To make cooperative education come alive for the participants, students visited CHS headquarters, heard cooperative leaders, farmers, and government experts explain current challenges facing co-ops, and toured housing, retail and marketing cooperatives across the Twin Cities of Minneapolis and St. Paul.
Presenters included members, directors, employees and managers from traditional and value-added agricultural cooperatives, as well as perspectives from electric, housing, and worker-owned co-ops, as well as consumer cooperatives such as credit unions, REI and natural foods co-ops.
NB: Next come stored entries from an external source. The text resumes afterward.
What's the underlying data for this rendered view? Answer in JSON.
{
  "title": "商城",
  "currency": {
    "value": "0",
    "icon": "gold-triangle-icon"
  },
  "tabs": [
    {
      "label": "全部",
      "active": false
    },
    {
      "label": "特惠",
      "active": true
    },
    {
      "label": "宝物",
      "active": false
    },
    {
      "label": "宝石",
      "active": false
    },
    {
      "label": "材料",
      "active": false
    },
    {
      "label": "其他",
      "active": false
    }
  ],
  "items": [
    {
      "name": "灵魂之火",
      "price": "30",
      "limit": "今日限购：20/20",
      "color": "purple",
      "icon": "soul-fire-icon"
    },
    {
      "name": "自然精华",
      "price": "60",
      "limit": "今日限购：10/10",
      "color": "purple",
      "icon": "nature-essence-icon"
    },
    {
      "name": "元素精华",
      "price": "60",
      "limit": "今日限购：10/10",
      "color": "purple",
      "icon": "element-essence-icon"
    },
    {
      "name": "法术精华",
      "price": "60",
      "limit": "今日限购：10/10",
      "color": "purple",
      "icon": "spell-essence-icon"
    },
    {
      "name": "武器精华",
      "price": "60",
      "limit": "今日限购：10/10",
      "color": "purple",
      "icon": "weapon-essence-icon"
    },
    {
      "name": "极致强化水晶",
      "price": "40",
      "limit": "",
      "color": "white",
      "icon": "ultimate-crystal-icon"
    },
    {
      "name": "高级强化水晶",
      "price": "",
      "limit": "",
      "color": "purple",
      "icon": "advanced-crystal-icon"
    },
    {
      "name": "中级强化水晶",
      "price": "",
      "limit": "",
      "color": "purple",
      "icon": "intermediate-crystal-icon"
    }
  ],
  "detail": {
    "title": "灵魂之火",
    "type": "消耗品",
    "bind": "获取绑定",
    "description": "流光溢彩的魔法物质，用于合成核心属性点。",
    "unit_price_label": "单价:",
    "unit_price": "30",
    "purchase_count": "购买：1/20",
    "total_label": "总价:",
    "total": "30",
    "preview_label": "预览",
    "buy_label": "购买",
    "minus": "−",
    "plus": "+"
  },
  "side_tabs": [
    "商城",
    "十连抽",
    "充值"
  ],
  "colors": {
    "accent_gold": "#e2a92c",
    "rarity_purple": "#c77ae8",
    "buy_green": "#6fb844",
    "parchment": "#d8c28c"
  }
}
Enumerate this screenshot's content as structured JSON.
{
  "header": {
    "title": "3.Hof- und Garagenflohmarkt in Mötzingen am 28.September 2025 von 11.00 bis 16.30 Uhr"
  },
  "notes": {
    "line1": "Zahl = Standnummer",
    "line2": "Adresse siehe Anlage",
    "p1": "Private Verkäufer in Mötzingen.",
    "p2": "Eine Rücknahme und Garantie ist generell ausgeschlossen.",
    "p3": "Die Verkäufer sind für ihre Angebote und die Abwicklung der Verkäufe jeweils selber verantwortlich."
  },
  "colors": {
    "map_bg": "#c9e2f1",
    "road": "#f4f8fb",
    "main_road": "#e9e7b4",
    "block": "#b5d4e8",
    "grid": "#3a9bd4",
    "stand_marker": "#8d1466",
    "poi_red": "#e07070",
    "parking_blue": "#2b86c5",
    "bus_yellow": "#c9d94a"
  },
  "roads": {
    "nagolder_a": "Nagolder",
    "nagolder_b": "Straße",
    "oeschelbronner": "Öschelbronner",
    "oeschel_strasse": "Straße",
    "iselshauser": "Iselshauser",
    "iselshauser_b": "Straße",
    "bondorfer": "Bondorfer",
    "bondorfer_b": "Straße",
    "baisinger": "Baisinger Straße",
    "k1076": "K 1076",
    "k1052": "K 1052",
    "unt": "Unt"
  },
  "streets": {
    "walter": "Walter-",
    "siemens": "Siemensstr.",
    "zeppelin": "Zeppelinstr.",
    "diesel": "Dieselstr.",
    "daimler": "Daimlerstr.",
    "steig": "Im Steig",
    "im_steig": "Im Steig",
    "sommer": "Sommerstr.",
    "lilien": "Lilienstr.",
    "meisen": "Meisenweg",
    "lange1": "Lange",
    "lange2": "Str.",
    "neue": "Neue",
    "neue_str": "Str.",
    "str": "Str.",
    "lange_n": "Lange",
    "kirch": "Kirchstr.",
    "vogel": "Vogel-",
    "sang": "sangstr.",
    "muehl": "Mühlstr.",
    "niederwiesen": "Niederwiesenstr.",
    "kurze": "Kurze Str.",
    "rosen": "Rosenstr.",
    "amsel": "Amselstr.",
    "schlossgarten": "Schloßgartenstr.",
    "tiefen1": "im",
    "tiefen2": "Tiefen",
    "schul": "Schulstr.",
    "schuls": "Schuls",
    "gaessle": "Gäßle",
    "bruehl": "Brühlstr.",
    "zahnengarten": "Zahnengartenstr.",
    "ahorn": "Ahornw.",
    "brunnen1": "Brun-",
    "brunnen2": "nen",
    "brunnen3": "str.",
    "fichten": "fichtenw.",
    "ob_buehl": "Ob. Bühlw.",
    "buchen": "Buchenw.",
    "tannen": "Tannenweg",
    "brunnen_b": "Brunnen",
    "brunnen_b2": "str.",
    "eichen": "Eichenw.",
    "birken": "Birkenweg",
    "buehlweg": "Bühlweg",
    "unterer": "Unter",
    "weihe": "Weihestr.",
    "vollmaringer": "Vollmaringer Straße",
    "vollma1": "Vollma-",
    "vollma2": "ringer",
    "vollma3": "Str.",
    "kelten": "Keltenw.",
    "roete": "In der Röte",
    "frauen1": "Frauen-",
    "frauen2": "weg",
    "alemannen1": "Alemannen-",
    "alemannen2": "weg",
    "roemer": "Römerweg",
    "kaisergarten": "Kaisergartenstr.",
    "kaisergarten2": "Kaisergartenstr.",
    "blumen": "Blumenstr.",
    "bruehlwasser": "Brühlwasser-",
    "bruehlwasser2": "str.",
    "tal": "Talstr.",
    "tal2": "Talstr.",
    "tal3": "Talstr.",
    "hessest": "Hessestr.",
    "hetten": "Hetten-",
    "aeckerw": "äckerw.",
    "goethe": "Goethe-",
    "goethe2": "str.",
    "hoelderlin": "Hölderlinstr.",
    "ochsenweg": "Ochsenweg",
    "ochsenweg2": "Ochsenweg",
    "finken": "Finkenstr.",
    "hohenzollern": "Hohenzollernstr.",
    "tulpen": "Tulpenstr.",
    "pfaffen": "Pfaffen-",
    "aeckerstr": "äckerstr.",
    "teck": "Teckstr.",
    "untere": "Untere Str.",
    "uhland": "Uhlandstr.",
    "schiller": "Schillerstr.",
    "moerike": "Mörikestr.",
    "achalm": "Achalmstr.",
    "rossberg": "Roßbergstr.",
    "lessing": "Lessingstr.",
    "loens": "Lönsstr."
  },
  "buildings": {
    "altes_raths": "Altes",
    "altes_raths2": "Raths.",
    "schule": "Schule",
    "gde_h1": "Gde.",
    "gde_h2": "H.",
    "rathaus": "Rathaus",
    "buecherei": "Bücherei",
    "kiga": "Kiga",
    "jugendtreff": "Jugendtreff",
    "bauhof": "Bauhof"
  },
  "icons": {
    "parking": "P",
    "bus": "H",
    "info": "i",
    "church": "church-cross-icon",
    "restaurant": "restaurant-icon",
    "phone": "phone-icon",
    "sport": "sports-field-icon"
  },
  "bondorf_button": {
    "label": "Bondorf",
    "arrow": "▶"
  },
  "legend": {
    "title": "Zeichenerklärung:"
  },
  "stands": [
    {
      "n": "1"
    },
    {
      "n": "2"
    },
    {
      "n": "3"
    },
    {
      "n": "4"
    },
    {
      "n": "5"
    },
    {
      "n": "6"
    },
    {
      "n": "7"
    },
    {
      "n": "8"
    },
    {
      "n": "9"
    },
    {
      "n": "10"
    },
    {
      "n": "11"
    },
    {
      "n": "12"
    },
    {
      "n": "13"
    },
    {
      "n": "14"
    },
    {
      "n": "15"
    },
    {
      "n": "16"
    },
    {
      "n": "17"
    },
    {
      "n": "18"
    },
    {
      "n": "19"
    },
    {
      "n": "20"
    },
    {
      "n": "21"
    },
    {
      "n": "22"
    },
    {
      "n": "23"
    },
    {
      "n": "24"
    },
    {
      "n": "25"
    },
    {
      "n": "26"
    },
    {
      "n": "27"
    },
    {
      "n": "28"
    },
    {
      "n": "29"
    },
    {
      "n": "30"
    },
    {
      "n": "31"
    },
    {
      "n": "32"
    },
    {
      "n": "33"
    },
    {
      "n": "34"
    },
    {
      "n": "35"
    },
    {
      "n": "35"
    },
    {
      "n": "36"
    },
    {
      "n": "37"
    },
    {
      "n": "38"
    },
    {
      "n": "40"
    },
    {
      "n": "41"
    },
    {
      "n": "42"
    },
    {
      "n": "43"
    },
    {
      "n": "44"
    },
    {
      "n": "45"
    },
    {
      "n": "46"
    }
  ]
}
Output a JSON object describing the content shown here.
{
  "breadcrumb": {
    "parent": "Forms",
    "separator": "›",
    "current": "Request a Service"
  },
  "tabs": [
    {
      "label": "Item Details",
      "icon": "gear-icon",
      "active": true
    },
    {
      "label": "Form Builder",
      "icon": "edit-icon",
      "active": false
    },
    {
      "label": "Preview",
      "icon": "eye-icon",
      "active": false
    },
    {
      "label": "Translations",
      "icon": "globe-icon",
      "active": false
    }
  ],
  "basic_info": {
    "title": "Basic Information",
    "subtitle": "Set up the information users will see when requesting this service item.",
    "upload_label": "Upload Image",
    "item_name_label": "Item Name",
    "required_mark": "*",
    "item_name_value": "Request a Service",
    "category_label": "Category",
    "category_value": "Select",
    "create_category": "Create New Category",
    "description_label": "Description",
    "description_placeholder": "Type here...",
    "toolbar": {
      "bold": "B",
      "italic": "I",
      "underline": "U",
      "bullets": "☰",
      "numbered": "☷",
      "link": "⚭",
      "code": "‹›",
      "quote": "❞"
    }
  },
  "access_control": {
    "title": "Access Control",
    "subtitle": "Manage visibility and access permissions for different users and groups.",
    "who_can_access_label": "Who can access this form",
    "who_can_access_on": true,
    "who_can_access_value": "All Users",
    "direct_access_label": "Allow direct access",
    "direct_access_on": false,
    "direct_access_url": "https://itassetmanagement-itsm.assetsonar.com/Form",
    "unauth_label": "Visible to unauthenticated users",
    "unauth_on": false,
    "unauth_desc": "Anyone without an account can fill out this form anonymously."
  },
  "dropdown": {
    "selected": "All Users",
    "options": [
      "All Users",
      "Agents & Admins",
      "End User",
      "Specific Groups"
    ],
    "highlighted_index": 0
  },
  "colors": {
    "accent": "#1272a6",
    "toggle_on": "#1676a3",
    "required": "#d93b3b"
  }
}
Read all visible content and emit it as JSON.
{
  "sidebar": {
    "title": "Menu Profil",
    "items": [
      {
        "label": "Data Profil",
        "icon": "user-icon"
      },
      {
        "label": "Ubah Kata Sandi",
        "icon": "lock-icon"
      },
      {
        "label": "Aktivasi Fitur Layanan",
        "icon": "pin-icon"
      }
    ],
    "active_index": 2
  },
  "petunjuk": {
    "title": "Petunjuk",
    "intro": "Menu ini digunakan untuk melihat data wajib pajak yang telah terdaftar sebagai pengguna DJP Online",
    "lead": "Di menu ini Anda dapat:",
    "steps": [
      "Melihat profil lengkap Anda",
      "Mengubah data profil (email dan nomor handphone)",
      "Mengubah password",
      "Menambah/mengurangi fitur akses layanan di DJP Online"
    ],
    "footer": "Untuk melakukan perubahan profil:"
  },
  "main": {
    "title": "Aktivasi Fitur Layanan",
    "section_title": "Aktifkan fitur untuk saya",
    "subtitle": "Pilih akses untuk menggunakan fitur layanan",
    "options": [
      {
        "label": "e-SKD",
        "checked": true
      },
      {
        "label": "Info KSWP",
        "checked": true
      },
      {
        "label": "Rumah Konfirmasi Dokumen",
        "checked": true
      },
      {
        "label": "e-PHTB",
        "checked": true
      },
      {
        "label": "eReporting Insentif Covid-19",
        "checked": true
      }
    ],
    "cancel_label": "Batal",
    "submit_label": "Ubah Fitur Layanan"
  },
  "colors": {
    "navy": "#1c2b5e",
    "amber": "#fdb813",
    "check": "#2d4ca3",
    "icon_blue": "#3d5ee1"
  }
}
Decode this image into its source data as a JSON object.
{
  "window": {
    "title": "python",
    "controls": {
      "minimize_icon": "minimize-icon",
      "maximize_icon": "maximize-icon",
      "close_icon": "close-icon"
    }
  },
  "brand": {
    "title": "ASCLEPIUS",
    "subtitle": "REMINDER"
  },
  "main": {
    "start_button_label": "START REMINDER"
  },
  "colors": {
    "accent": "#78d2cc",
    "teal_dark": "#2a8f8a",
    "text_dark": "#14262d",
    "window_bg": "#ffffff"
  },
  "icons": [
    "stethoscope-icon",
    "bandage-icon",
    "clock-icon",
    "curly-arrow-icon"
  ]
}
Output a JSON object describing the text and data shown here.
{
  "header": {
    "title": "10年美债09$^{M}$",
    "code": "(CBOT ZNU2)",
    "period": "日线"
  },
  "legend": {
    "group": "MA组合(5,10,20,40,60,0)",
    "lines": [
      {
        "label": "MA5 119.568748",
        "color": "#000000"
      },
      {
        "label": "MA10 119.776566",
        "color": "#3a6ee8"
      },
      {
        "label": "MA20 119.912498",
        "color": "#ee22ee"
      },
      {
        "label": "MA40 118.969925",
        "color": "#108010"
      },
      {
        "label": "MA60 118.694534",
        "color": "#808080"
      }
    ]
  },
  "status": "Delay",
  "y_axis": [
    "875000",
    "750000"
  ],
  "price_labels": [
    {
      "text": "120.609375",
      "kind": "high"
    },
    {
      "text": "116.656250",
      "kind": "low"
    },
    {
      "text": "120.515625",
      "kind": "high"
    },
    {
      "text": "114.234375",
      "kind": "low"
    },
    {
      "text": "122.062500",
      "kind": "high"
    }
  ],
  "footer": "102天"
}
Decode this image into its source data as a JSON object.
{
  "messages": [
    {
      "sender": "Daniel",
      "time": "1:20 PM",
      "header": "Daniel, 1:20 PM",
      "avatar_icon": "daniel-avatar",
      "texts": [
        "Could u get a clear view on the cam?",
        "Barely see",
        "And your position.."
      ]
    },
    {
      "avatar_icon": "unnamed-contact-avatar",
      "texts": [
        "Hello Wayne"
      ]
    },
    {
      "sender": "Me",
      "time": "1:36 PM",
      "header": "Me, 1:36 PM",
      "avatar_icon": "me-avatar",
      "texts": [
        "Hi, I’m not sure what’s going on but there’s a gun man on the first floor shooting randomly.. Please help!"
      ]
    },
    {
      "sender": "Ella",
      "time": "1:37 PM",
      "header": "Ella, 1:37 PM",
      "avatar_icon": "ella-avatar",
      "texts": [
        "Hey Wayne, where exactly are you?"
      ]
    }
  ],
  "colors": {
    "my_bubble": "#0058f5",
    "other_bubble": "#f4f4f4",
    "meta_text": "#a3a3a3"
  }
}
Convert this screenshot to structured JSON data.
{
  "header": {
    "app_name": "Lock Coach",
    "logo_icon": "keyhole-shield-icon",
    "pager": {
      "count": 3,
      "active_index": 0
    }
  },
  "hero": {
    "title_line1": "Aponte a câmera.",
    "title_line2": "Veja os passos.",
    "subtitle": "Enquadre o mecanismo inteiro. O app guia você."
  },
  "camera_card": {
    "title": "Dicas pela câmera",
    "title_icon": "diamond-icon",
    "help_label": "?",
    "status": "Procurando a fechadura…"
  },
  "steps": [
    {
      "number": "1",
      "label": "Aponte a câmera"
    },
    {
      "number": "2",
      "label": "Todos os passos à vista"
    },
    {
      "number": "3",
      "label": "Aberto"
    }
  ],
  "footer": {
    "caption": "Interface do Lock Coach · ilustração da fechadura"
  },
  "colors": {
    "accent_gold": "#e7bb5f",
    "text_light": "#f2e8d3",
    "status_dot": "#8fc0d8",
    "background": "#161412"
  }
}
Representatives from recently established cooperatives and the Peace Corps provided perspectives on cooperative development here and abroad.
Additional supporters included CoBank, Farmers Union Industries Foundation, SPIRE Federal Credit Union, CHS, Inc., National Council of Farmer Cooperatives Education Foundation, Minnesota Cooperative Education Foundation, Federated Youth Foundation, and Organic Valley.
“Farmers Union’s activities involve cooperation, education, and civic activism, so it is valuable to have events like this one to help bring those topics together,” said Johnson. “Our own history is so closely tied with the cooperative movement. Cooperatives were made possible by legislative activity, and brought to life in communities both rural and urban. Farmers Union has a strong commitment to providing cooperative education not only to our own members, but also to the general public, and especially to young people.”